Intel announced the Itanium 9500, or "Poulson," chips at an event co-hosted with HP in San Francisco last week. The chip is the newest in Intel's product line that targets high-end, mission-critical servers and computers. It replaces the Itanium 9300, or "Tukwila," line, which began shipping in early 2010.
The event had a bit more intrigue than most processor news events because of HP's lawsuit against Oracle, which concluded earlier this year. Oracle had declared that new versions of its database software would no longer support HP's high-end servers. These servers--including new Integrity products, also announced Tuesday--run on Itanium, which HP originated before Intel joined as a collaborator. The future of the platform seemed imperiled when HP alleged contract infringement and sued, and even the decision, which saw Oracle resume Itanium support, didn't clarify where the processor family was headed.
On Thursday, Rory McInerney, the GM of Intel's Server Group and MC for the announcement, offered enough information to confirm Itanium will remain an ongoing project--if not also a changing one, thanks to the infusion of Xeon features, detailed below.
McInerney also verified Poulson's improvements, which were first hinted at when product details were accidently posted in July. How these benefits will stack up to competing platforms, such as IBM's recently updated Power line, remains to be seen, but it's clear that Tukwila users who upgrade their systems to Poulson should expect meaningful performance gains.

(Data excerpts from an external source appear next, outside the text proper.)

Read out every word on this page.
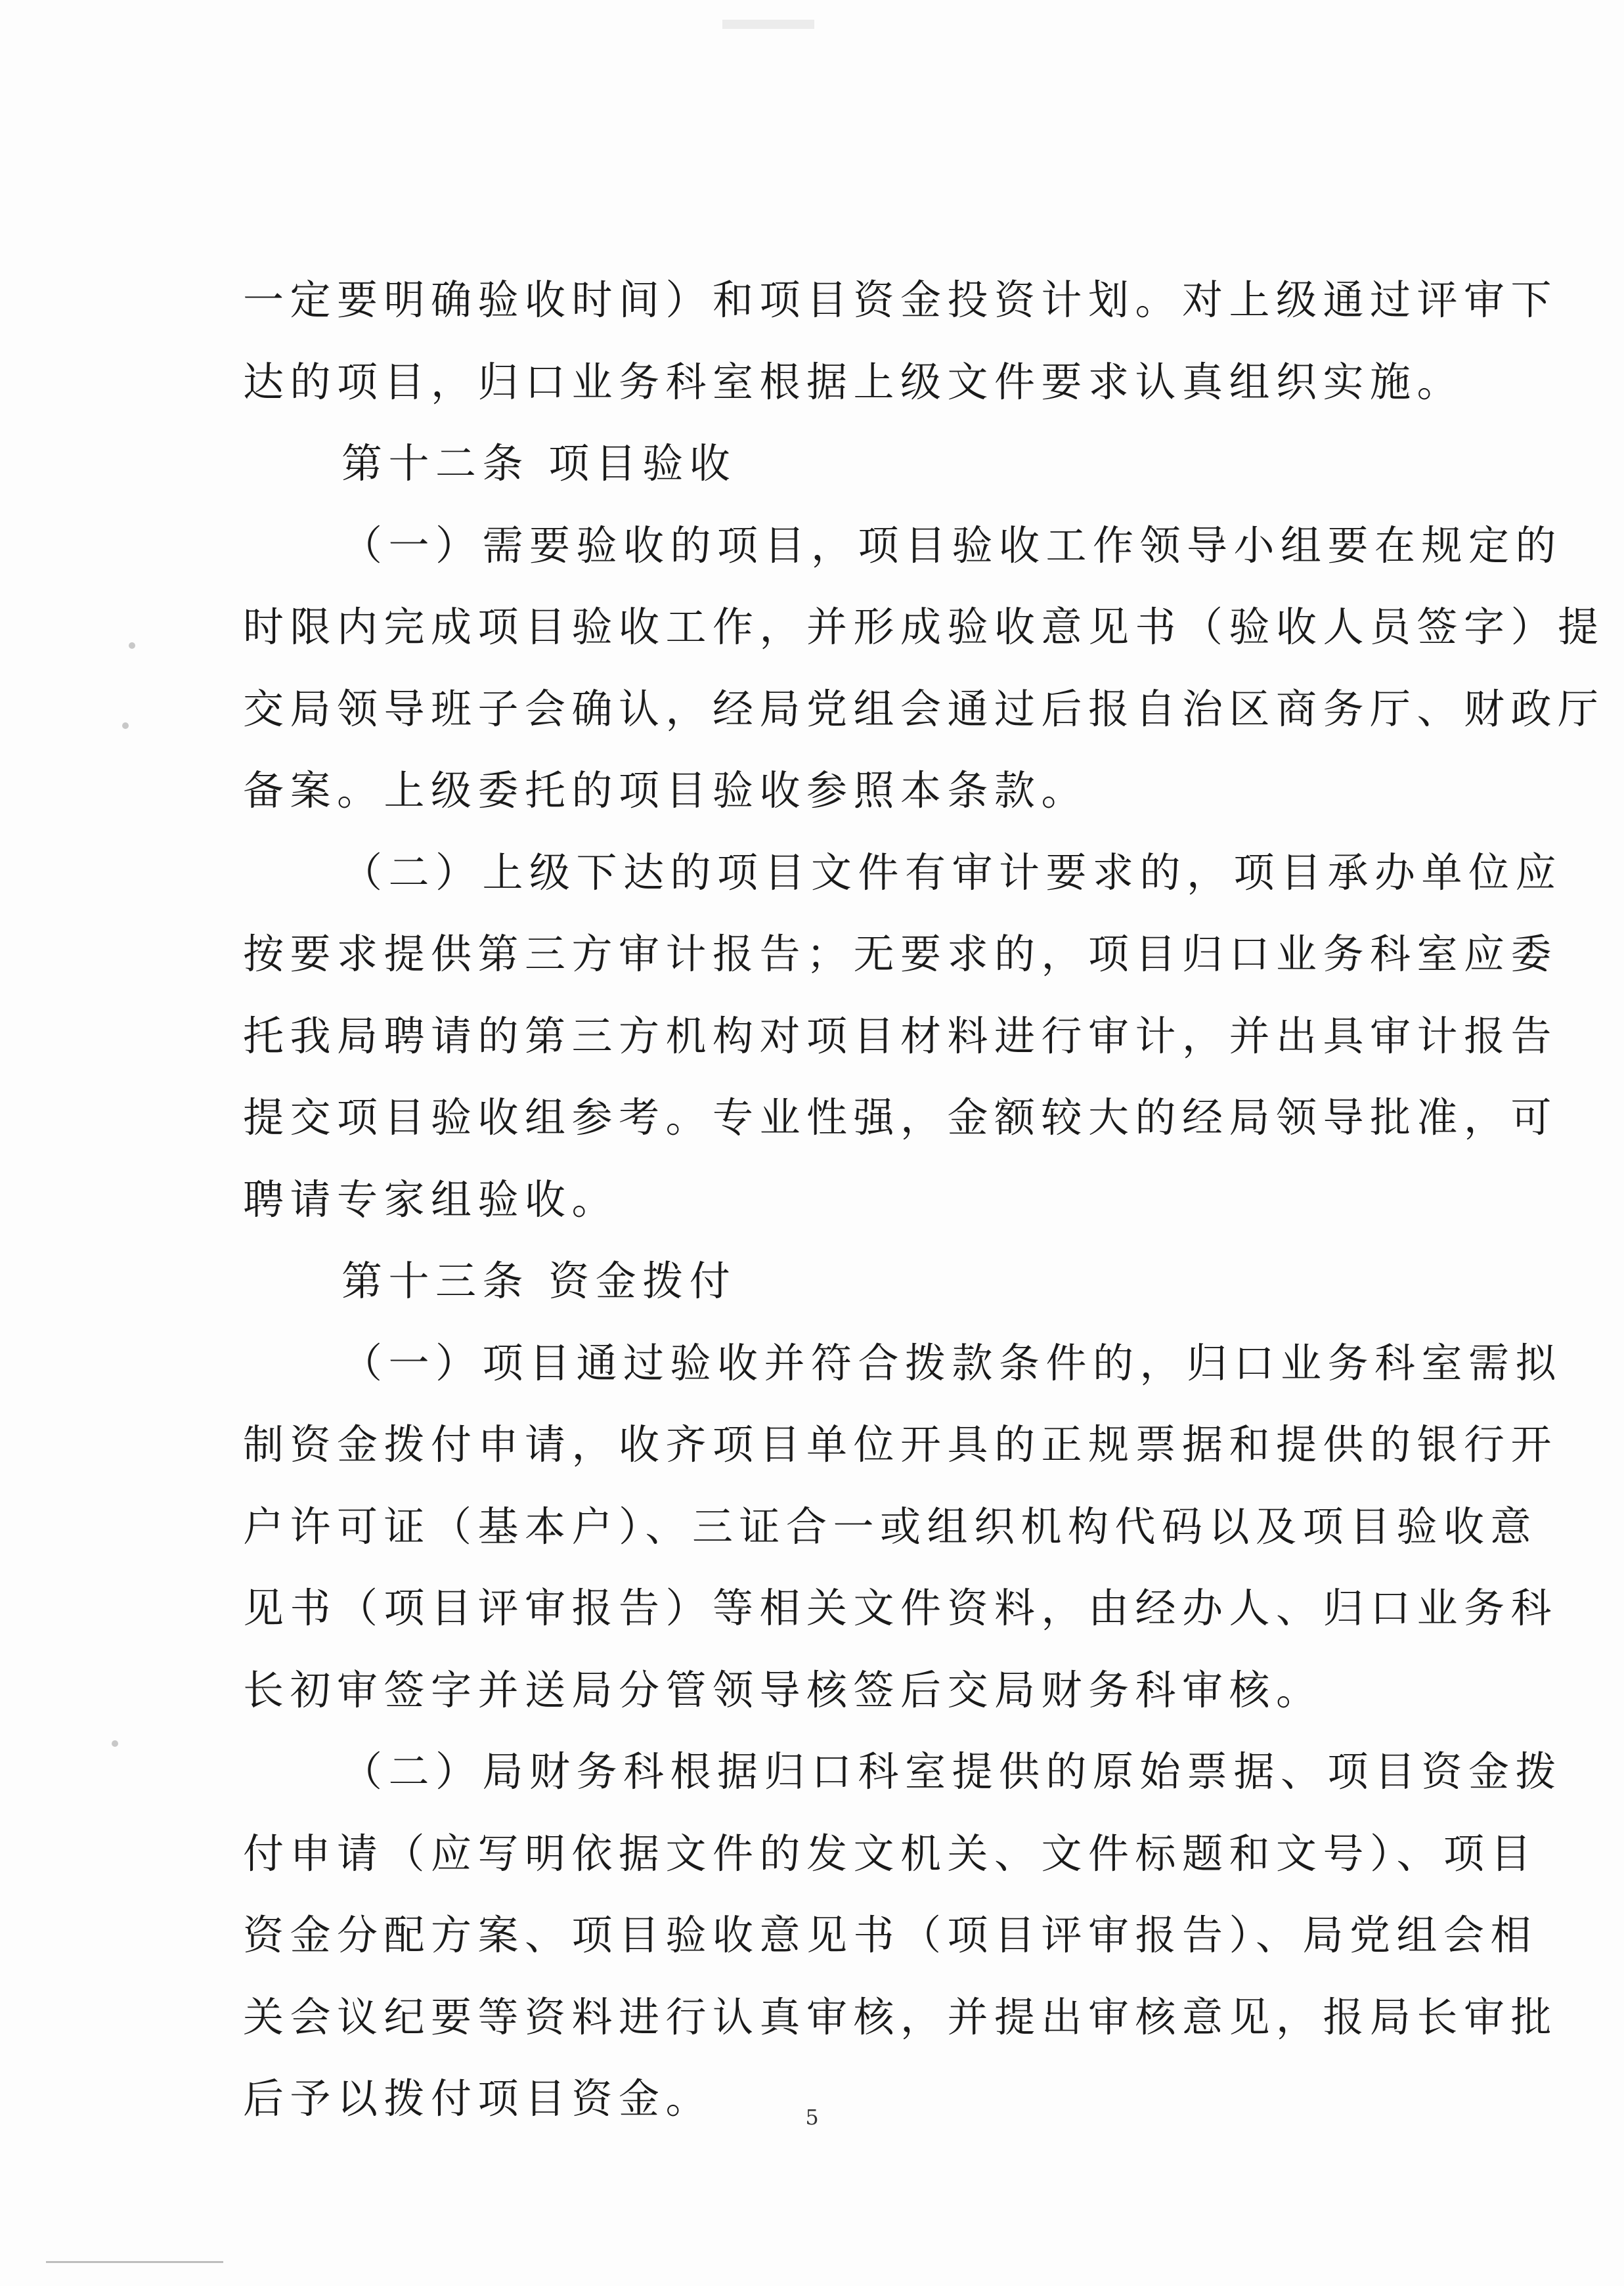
一定要明确验收时间）和项目资金投资计划。对上级通过评审下
达的项目，归口业务科室根据上级文件要求认真组织实施。
第十二条 项目验收
（一）需要验收的项目，项目验收工作领导小组要在规定的
时限内完成项目验收工作，并形成验收意见书（验收人员签字）提
交局领导班子会确认，经局党组会通过后报自治区商务厅、财政厅
备案。上级委托的项目验收参照本条款。
（二）上级下达的项目文件有审计要求的，项目承办单位应
按要求提供第三方审计报告；无要求的，项目归口业务科室应委
托我局聘请的第三方机构对项目材料进行审计，并出具审计报告
提交项目验收组参考。专业性强，金额较大的经局领导批准，可
聘请专家组验收。
第十三条 资金拨付
（一）项目通过验收并符合拨款条件的，归口业务科室需拟
制资金拨付申请，收齐项目单位开具的正规票据和提供的银行开
户许可证（基本户）、三证合一或组织机构代码以及项目验收意
见书（项目评审报告）等相关文件资料，由经办人、归口业务科
长初审签字并送局分管领导核签后交局财务科审核。
（二）局财务科根据归口科室提供的原始票据、项目资金拨
付申请（应写明依据文件的发文机关、文件标题和文号）、项目
资金分配方案、项目验收意见书（项目评审报告）、局党组会相
关会议纪要等资料进行认真审核，并提出审核意见，报局长审批
后予以拨付项目资金。	5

The 9500 chips trade their predecessor's 65nm architecture for 32nm technology and come in four varieties, each of which is advertised as delivering distinct cost-to-performance benefits. Depending on the model, the new iron either matches Tukwila's four cores or doubles the number to eight. Clock speeds range from 1.73 GHz to 2.53 GHz, with the top model offering a 40% boost in processing power relative to the previous generation. The chips include up to 54 Mbytes of on-die memory and enable 2-Tbyte DIMMs in a four-socket configuration. McInerney said the chips offer 33% greater bandwidth and also asserted that they draw 8% less power when active and 80% less when idle. All these features together, he says, amount to 2.4 times better performance than that of the 9300 series.
The new chips' improvements extend beyond specs and speeds. McInerney said, for example, that Poulson features thread-level parallelism, which would reduce the number of stalled instruction strings. He also touted hardware-software marriages, such as error detection that occurs in the firmware, as engines for improved system stability. Cache Safe Technology, which has migrated to Itanium from Intel's Xeon chips, received particular attention--the feature allows the CPU to recognize when memory bits fail, and to block the offending row or column from being used in the future.
Though Intel has discussed the idea for years, the porting of Xeon characteristics to Itanium portends shakeups in Intel's architecture strategy. McInerney alluded to the need for a shift throughout the presentation, including an opening portion in which he outlined the tension between x86 systems--which include the Xeon E7 family and power the most of the world's cloud offerings--and the Linux-compatible mainframe OSes that Itanium drives. "It means we want to take critical systems, consolidate them into new hardware, and engender confidence that it will be ready for the future," he said.
McInerney said that a new design process has been developed for the next Itanium iteration, code-named "Kittson." Called the "Modular Development Model," the process allows both E7 and Itanium chips to share certain components, ranging from silicon-level elements to socket compatibility. The result is that the E7 family gains upstream features while Itanium enjoys more favorable economies of scale. It also allows OEMs to develop single motherboards for both architectures. This process should improve customer choice.